After reviewing our requirements, you may apply for an HMSA Foundation grant by entering the link below. You may also complete an existing application by entering the link.

Because outcome-based evaluation is pervasive in the field, the HMSA Foundation believes it is important to use consistent terminology. Unfortunately, grantmaking jargon too often hinders good projects. In simple terms, the basis for any proposal is to answer the following questions:

  • Why is your project important? (statement of need)
  • What exactly do you plan to do? (activities and outputs)
  • What difference will you make? (outcomes)
  • How will we know you have made that difference? (indicators)
  • Why is your organization able to achieve this plan? (description of organization)
  • How much will it cost? (budget)
Our online application process is easy to follow. To help you be as efficient as possible, we recommend preparing the following information:
  1. Registration information
    • Organization information
    • Contact Information
  2. Proposal on organization’s letterhead (no more than 8 pages). Include the following:
    • Statement of need. What is the desired long-term effect of your project and why is it so important that it have this effect? Stronger proposals cite evidence such as statistical data, published reports, recent studies or reliable anecdotal evidence.
    • Activities. What would be the key actions or events during the grant period?

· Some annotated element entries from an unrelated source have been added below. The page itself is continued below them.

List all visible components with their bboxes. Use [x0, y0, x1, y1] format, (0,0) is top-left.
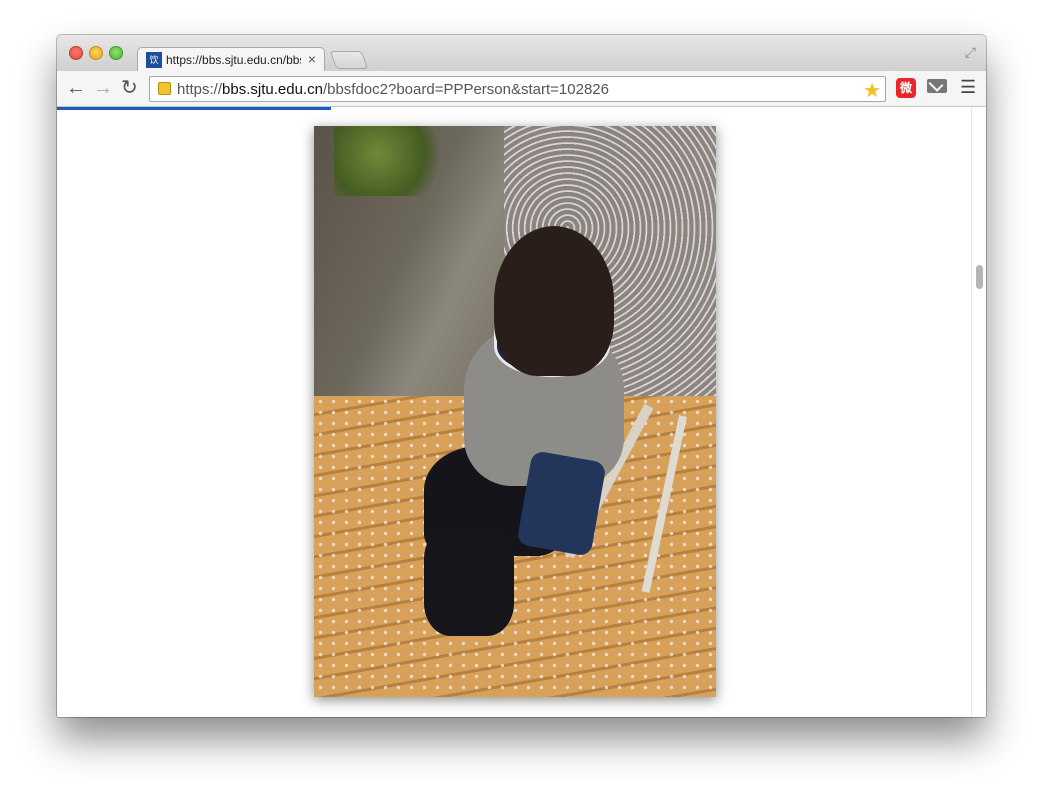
page-load-progress-bar [57, 107, 331, 110]
back-arrow-icon[interactable]: ← [66, 77, 86, 99]
url-path: /bbsfdoc2?board=PPPerson&start=102826 [322, 81, 609, 98]
scrollbar-thumb[interactable] [976, 265, 983, 289]
weibo-extension-icon[interactable]: 微 [896, 78, 916, 98]
minimize-window-button[interactable] [89, 46, 103, 60]
browser-tab[interactable]: 饮水 https://bbs.sjtu.edu.cn/bbsfdoc2?boar… [137, 47, 325, 81]
page-content [57, 107, 986, 717]
maximize-window-button[interactable] [109, 46, 123, 60]
url-scheme: https:// [177, 81, 223, 98]
tab-close-icon[interactable]: × [308, 51, 316, 67]
photo-girl-legs [424, 526, 514, 636]
browser-window: 饮水 https://bbs.sjtu.edu.cn/bbsfdoc2?boar… [57, 35, 986, 717]
site-favicon-icon: 饮水 [146, 52, 162, 81]
menu-icon[interactable]: ☰ [960, 77, 976, 98]
photo-grass [334, 126, 444, 196]
lock-warning-icon[interactable] [158, 82, 171, 95]
mail-extension-icon[interactable] [927, 79, 947, 93]
new-tab-button[interactable] [329, 51, 369, 69]
tab-title: https://bbs.sjtu.edu.cn/bbsfdoc2?board=P… [166, 53, 301, 67]
url-host: bbs.sjtu.edu.cn [222, 81, 323, 98]
close-window-button[interactable] [69, 46, 83, 60]
url-text[interactable]: https://bbs.sjtu.edu.cn/bbsfdoc2?board=P… [177, 81, 609, 98]
content-photo [314, 126, 716, 697]
vertical-scrollbar[interactable] [971, 107, 986, 717]
bookmark-star-icon[interactable]: ★ [863, 78, 881, 103]
title-bar: 饮水 https://bbs.sjtu.edu.cn/bbsfdoc2?boar… [57, 35, 986, 81]
forward-arrow-icon[interactable]: → [93, 77, 113, 99]
reload-icon[interactable]: ↻ [121, 77, 138, 99]
fullscreen-icon[interactable]: ⤢ [965, 44, 976, 61]
address-bar[interactable]: https://bbs.sjtu.edu.cn/bbsfdoc2?board=P… [149, 76, 886, 102]
browser-toolbar: ← → ↻ https://bbs.sjtu.edu.cn/bbsfdoc2?b… [57, 71, 986, 107]
photo-girl-hair [494, 226, 614, 376]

    • Outputs.What are the products of those actions or events? Outputs are sometimes called “deliverables.” They might be numbers (1000 students, 10 classes, 4000 brochures) and/or tangible items (published report, strategic plan, training manual). Stronger proposals include a proposed timeline of work.
    • Outcomes. What key changes in skills, knowledge, values, attitudes, behaviors, conditions, etc. will result from your activities? These differences might be made in individuals (students will learn life-saving skills), communities (reduction in the incidence of a disease) or organizations (clinic will be more responsive to patients). List only those outcomes that you intend to achieve within the grant period.
    • Indicators. This section is sometimes called “evaluation.” Indicators are observable and measurable data that you can collect to track your success in achieving your outcomes. Strong indicators such as statistical data are not always available. Well-designed and objective surveys, interviews and analyses may also produce sufficient indicators.
    • Description of your organization and its qualifications. Stronger proposals indicate that the organization has the necessary support of other organizations and people that will be involved in the project.
    • Budget. Indicate the amount you are requesting, the proposed use of funds and other sources of funding currently being sought.
  3. Copy of your current IRS determination letter indicating 501(c)(3) tax-exempt status or letter stating status as a unit of government (if possible, include a reference to the Act that established the agency as a unit of government)
  4. List of the organization’s officers and directors and their affiliations
  5. Most recent IRS Form 990 and annual financial statements of the organization
  6. Relevant letters of support
  7. Other relevant appendices (qualifications of key staff, sample program materials, etc.)